October 23, 2023

FG reopens Third Mainland Bridge after repairs

3rd Mainland bridge

Mainland Bridge

By Olasunkanmi Akoni

The Federal Government, late Sunday evening, reopened the Third Mainland Bridge barely 24 hours after closure for palliative work.

The Federal Controller of Works in Lagos, Mrs. Olukorede Kesha, had expressed satisfaction with repairs done on the Third Mainland Bridge, assuring motorists of a smooth ride till the commencement of comprehensive rehabilitation in January 2024.

Kesha gave the assurance on Sunday during an on-the-spot assessment of the repairs on the bridge.

However, the road was reopened to traffic at about 7 p.m. following completion of the repair work.

Recall that the controller had, on Thursday, announced a 24-hour closure of the bridge to allow for repairs of some critical portions.

The closure took effect from midnight on Saturday and is expected to last till midnight on Sunday to reduce the hardship being faced by motorists.

During the inspection, the controller stopped on various portions between Iyana-Oworo and Adeniji-Adele where remedial repairs had been done on a 9.7-kilometer stretch of the Lagos Island in-bound lane.

She stated that the construction done was just palliative work to keep the highway in good condition pending the comprehensive rehabilitation scheduled for January 2024.

“This repair is going to last beyond January; we don’t intend to do any work that will last only one or two months. Even by January, the road will still be good,” she said.

Kesha said some of the components needed for the comprehensive rehabilitation works were being imported for the emergency repairs to begin.

She added that what the Federal Ministry of Works had been doing before now was attending to failed portions, adding that the comprehensive rehabilitation would involve total removal and replacement of the asphalt surface.

The controller added that damaged ramps, and expansion joints would be replaced, and the painting of the parapet walls and other major repairs.

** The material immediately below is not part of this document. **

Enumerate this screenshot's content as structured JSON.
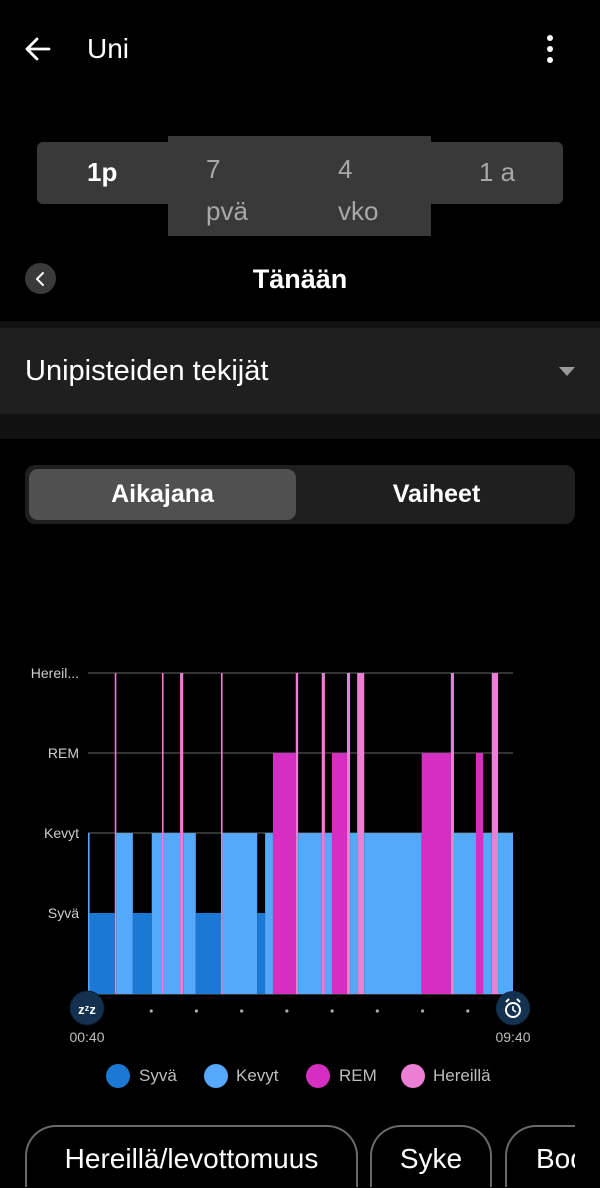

According to her, the contract awarded for comprehensive rehabilitation of the bridge in January would last for six months but would be divided into two segments of three months for each phase.

Kesha explained that the comprehensive repairs would give the infrastructure a new lease of life, after which the bridge would wear a new look.

She urged road users to continue to enjoy a smooth ride on the highway, adding, however, that they should observe traffic and safety rules on the highway.

Meanwhile, some road users, commended President Bola Tinubu for the repairs, even as they called for more routine maintenance and increased funding for the bridge and other roads in Lagos.

Mr Henry Felix, a commercial bus driver, commended the repairs done at the weekend which, he said, was an off-peak period.

He, however, called for more regular maintenance and proactive measures to make the bridge pothole-free at all times.

A trader, Deola Ajayi, also praised the president for introducing short-term repairs that would not impact activities and businesses negatively.

“Tinubu knows how to grow the economy; that’s why he did the repairs after we had finished business on the Island on Saturday, and because people are plenty in Lagos, doing repairs on the weekend is better.

“I like the one-day repair; the government should be doing it like that at weekends and also at night. May God help our president,” she said.

Other road users also commended Tinubu and appealed for increased funding for federal road projects in the state.

The 11.8-kilometre bridge is the longest of the three bridges connecting Lagos Island to the mainland.

The bridge, which starts from Oworonshoki, linking the Apapa-Oshodi expressway and Lagos-Ibadan expressway, ends at the Adeniji-Adele interchange on Lagos Island.

It was constructed in 1990 and adjudged as the longest bridge in Africa until 1996 when the construction of the Oct. 6 Bridge in Cairo, Egypt, was completed.